If the unique photographs weren’t enough to earn them a red shooting star on eBay, the Yes Men snagged another invaluable souvenir that would certainly be sought after: the 210-page script from that day’s RNC speeches. Found on the floor next to a garbage can, the teleplay included Arnold Schwarzenegger’s prime-time speech. “It had scripted pauses, as well as spontaneous eruptions from the audience,” Bichlbaum notes. “We also saved a list of delegates’ names and addresses. We can use it as a mailing list for something,” Bonanno adds impishly.
The Yes Men don’t have specific plans on how they will use this material, but they know that other opportunities for more political pranks will come up (all of which will be chronicled on the Yes Men’s Web site).
What sets the Yes Men apart from other political pranksters is the elaborateness of their disguises. They conduct interviews and online research and can create a mean PowerPoint presentation on short notice.
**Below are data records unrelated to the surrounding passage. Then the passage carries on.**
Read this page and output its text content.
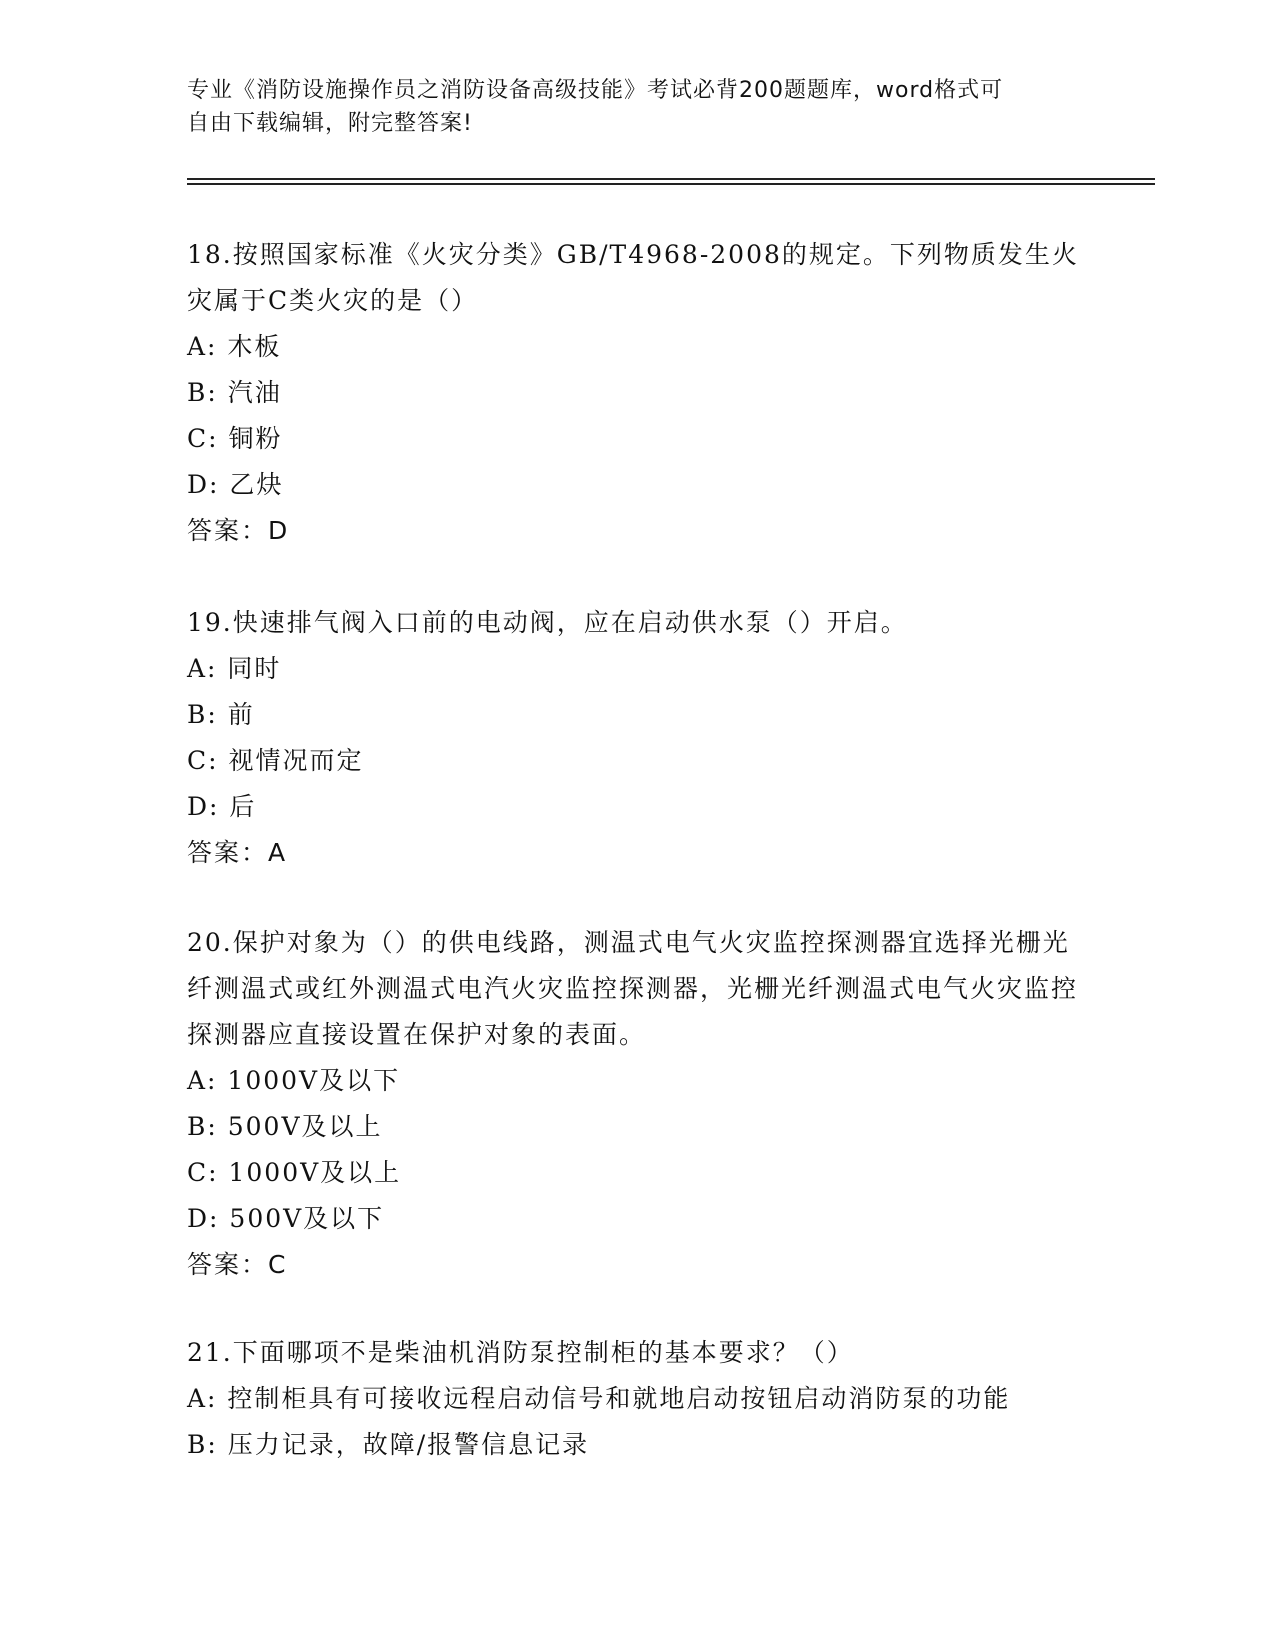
专业《消防设施操作员之消防设备高级技能》考试必背200题题库，word格式可
自由下载编辑，附完整答案!

18.按照国家标准《火灾分类》GB/T4968-2008的规定。下列物质发生火灾属于C类火灾的是（）

A: 木板

B: 汽油

C: 铜粉

D: 乙炔

答案：D

19.快速排气阀入口前的电动阀，应在启动供水泵（）开启。

A: 同时

B: 前

C: 视情况而定

D: 后

答案：A

20.保护对象为（）的供电线路，测温式电气火灾监控探测器宜选择光栅光纤测温式或红外测温式电汽火灾监控探测器，光栅光纤测温式电气火灾监控探测器应直接设置在保护对象的表面。

A: 1000V及以下

B: 500V及以上

C: 1000V及以上

D: 500V及以下

答案：C

21.下面哪项不是柴油机消防泵控制柜的基本要求？（）

A: 控制柜具有可接收远程启动信号和就地启动按钮启动消防泵的功能

B: 压力记录，故障/报警信息记录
An experienced special effects designer, Sal Salamone (who recently contributed his work to the hit musical “The Producers”), creates the elaborate costumes, like the Studio 54 homage to indentured servitude that Bichlbaum wore in Finland and the majestic Smokey the Log suit — two weeks in the making.
Salamone is also debuting another Yes Men “character,” a sort of party gorilla for the James Brown fan who votes — an orange orangutan sporting funky sunglasses and a suit made of (you guessed it) gold lamé. The satirical simian and the lovable log are part of the traveling “Yes, Bush Can” tour.
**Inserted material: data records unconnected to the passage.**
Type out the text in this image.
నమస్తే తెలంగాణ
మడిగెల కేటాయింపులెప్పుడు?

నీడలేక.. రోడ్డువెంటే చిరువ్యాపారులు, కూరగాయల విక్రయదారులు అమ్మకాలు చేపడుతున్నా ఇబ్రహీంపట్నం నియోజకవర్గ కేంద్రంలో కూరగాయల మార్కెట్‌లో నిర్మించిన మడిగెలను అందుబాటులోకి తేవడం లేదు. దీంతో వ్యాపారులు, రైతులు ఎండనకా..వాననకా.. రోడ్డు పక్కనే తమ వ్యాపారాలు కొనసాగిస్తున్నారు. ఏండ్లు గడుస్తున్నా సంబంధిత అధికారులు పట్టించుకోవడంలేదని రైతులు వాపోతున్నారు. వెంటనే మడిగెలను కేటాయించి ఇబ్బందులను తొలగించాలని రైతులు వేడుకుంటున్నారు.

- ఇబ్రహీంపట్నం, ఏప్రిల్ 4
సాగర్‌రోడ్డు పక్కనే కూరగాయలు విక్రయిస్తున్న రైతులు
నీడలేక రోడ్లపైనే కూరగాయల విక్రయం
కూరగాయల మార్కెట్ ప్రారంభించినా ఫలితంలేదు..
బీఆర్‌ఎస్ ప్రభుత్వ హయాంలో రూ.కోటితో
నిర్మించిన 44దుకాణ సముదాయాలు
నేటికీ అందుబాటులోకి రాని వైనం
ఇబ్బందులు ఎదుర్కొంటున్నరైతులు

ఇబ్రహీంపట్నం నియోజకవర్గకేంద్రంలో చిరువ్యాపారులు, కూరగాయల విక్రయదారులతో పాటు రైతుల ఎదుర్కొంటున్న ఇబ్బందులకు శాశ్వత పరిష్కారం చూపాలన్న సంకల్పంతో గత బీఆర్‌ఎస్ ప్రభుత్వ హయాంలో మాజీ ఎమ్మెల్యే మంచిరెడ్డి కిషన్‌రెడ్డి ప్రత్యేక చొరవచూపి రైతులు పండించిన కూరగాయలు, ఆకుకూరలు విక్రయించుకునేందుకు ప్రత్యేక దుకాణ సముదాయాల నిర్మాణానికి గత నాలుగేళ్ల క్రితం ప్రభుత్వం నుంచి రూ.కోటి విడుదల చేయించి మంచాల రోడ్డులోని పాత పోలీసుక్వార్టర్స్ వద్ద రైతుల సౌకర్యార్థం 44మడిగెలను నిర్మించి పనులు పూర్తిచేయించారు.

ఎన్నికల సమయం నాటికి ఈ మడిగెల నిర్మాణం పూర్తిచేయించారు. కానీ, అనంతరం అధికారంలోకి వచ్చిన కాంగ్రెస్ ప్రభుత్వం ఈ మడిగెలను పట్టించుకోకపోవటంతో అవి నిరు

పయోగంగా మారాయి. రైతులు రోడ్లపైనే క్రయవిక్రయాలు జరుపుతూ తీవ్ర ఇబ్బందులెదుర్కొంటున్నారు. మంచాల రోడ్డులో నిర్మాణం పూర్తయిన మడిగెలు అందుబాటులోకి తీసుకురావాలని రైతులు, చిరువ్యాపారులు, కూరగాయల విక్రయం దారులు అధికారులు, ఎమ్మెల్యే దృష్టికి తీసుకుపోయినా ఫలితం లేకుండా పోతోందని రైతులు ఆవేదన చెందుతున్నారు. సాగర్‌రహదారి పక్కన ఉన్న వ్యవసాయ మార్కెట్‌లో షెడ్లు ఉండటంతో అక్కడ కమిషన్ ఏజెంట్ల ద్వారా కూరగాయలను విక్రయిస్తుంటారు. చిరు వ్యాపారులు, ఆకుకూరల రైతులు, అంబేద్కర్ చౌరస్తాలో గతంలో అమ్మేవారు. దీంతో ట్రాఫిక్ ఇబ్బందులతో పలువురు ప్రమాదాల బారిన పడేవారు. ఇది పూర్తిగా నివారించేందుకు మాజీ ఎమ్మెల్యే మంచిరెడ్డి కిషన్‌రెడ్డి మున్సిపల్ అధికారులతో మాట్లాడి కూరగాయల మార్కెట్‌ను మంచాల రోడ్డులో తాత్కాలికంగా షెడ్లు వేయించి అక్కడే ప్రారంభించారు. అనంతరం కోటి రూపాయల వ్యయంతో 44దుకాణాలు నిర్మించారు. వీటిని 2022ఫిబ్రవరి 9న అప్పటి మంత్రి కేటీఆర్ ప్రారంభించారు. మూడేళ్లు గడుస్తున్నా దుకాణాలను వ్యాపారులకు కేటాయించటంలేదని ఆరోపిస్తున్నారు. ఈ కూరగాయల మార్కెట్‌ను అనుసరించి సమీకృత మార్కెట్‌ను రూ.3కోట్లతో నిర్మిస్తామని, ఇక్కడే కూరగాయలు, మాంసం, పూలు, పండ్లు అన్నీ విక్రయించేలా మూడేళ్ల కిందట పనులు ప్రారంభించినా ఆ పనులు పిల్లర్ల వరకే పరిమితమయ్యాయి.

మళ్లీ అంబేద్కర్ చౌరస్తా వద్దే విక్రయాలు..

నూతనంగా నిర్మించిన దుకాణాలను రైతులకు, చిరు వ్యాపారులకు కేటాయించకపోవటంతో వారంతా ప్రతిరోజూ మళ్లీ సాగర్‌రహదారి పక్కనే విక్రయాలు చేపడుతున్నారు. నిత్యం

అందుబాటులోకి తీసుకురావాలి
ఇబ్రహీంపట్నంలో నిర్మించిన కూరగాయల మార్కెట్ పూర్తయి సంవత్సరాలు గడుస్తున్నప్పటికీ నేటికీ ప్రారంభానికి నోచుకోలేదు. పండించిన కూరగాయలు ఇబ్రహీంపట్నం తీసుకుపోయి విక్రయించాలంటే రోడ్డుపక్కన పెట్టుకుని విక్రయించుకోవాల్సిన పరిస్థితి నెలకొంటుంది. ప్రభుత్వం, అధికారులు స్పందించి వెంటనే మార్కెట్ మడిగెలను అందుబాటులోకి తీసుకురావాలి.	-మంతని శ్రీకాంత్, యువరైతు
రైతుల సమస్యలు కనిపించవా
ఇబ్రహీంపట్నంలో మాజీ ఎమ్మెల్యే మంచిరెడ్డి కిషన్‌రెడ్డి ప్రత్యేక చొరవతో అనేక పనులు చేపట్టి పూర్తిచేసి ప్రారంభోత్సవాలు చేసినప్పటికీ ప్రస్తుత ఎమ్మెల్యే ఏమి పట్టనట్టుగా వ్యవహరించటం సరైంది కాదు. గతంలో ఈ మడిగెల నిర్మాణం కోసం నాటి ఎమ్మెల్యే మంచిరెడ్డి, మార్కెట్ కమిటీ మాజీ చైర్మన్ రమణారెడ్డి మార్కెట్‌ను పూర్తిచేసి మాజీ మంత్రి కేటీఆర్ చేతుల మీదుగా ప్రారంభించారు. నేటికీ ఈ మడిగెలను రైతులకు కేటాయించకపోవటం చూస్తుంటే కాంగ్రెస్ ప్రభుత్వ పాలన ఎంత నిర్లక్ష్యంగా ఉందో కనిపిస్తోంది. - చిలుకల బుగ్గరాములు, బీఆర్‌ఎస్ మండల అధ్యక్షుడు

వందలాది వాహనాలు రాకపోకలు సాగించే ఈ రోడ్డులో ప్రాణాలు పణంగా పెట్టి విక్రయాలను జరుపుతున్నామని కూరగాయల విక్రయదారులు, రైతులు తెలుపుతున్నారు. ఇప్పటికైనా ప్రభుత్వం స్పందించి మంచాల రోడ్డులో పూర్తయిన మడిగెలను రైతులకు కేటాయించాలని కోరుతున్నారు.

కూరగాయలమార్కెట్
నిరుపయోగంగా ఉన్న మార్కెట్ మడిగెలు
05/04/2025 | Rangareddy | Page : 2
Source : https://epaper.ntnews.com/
As they make their way through the swing states in a large white van, campaigning heavily through Nov. 2, the Yes Men will ask potential voters such loaded questions as: “Will you sign a petition supporting Bush’s tax cuts for the elite?” “Orren,” their orange orangutan, will serve as the Bush administration’s environmental policies mascot. Orren made a test run just last week in San Francisco’s Castro District as the Diversity Compassion Orangutan, there to support gay divorce on behalf of the Bush-Cheney campaign. (Specifically, he was promoting a preemptive annulment program for potential gay marriages, fully explained in this leaflet.)
Of course, this derision toward the president, his party and their politics is par for the course in this epoch of rebellious pop-culture politics. Controversial filmmaker Michael Moore — who makes a cameo appearance in “The Yes Men” — is chief among its patrons. Bichlbaum and Bonanno are slowly gaining a following from the underground up for their unique brand of highly organized but absurd comedic protest.
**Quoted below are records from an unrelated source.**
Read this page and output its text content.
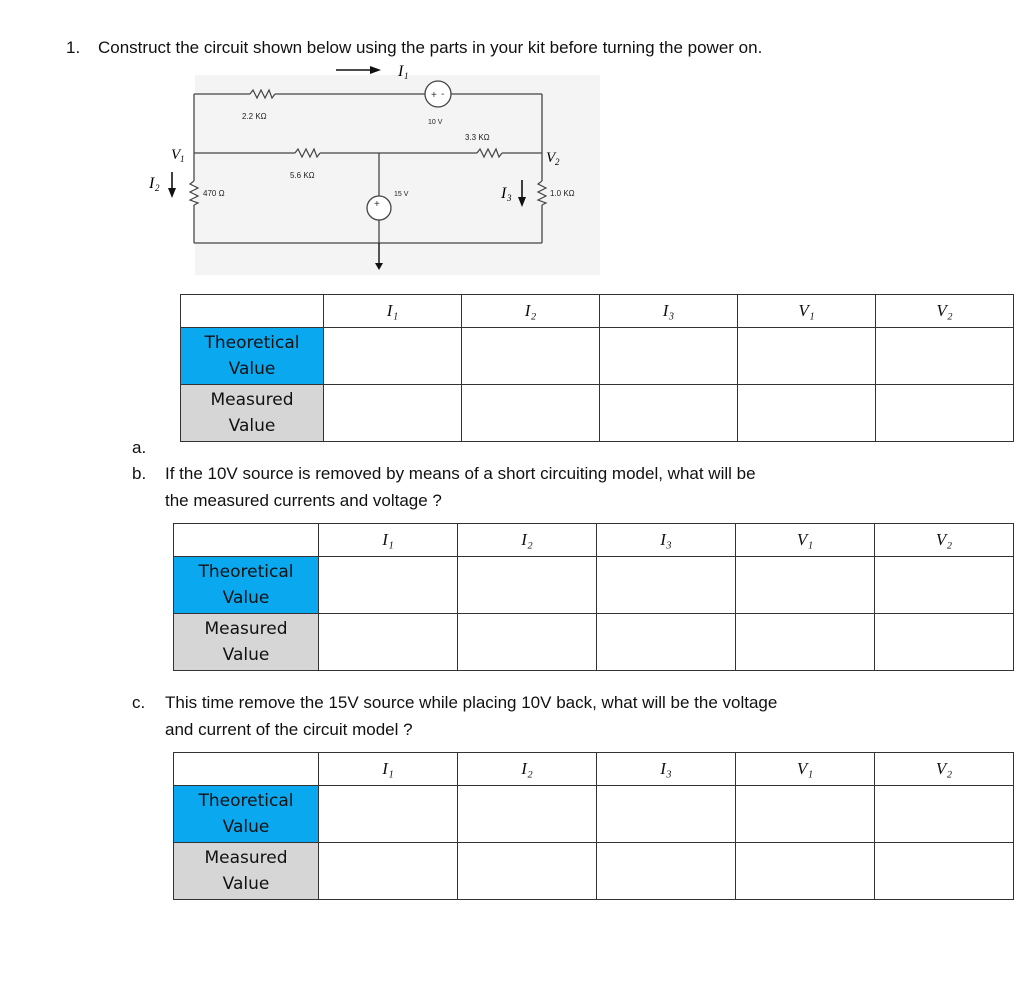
1. Construct the circuit shown below using the parts in your kit before turning the power on.
+ -
+
I 1
I 2	I 3
V 1	V 2
2.2 KΩ
10 V
5.6 KΩ
3.3 KΩ
470 Ω	15 V	1.0 KΩ
	I₁	I₂	I₃	V₁	V₂
Theoretical
Value					
Measured
Value					
a.
b. If the 10V source is removed by means of a short circuiting model, what will be
the measured currents and voltage ?
	I₁	I₂	I₃	V₁	V₂
Theoretical
Value					
Measured
Value					
c. This time remove the 15V source while placing 10V back, what will be the voltage
and current of the circuit model ?
	I₁	I₂	I₃	V₁	V₂
Theoretical
Value					
Measured
Value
The Yes Men are in good (albeit odd) company among anti-administration groups like Guerrilla News Network (online uncensored hard news from the underground) and “F**k the Vote” (a satirical campaign to trade sex for votes against Bush). “Bush has been a real good leader of the activist community,” Bichlbaum says.
Yet, despite all the Bush-bashing, Bichlbaum says that not much will change for the Yes Men if the Oval Office occupant changes. “If Kerry wins, it’s not going to be over,” he says. “This momentum is going to have to carry us past November.” He believes that when people see the type of political protest that the Yes Men and others do, they will become “addicted to it, because it’s so fun.”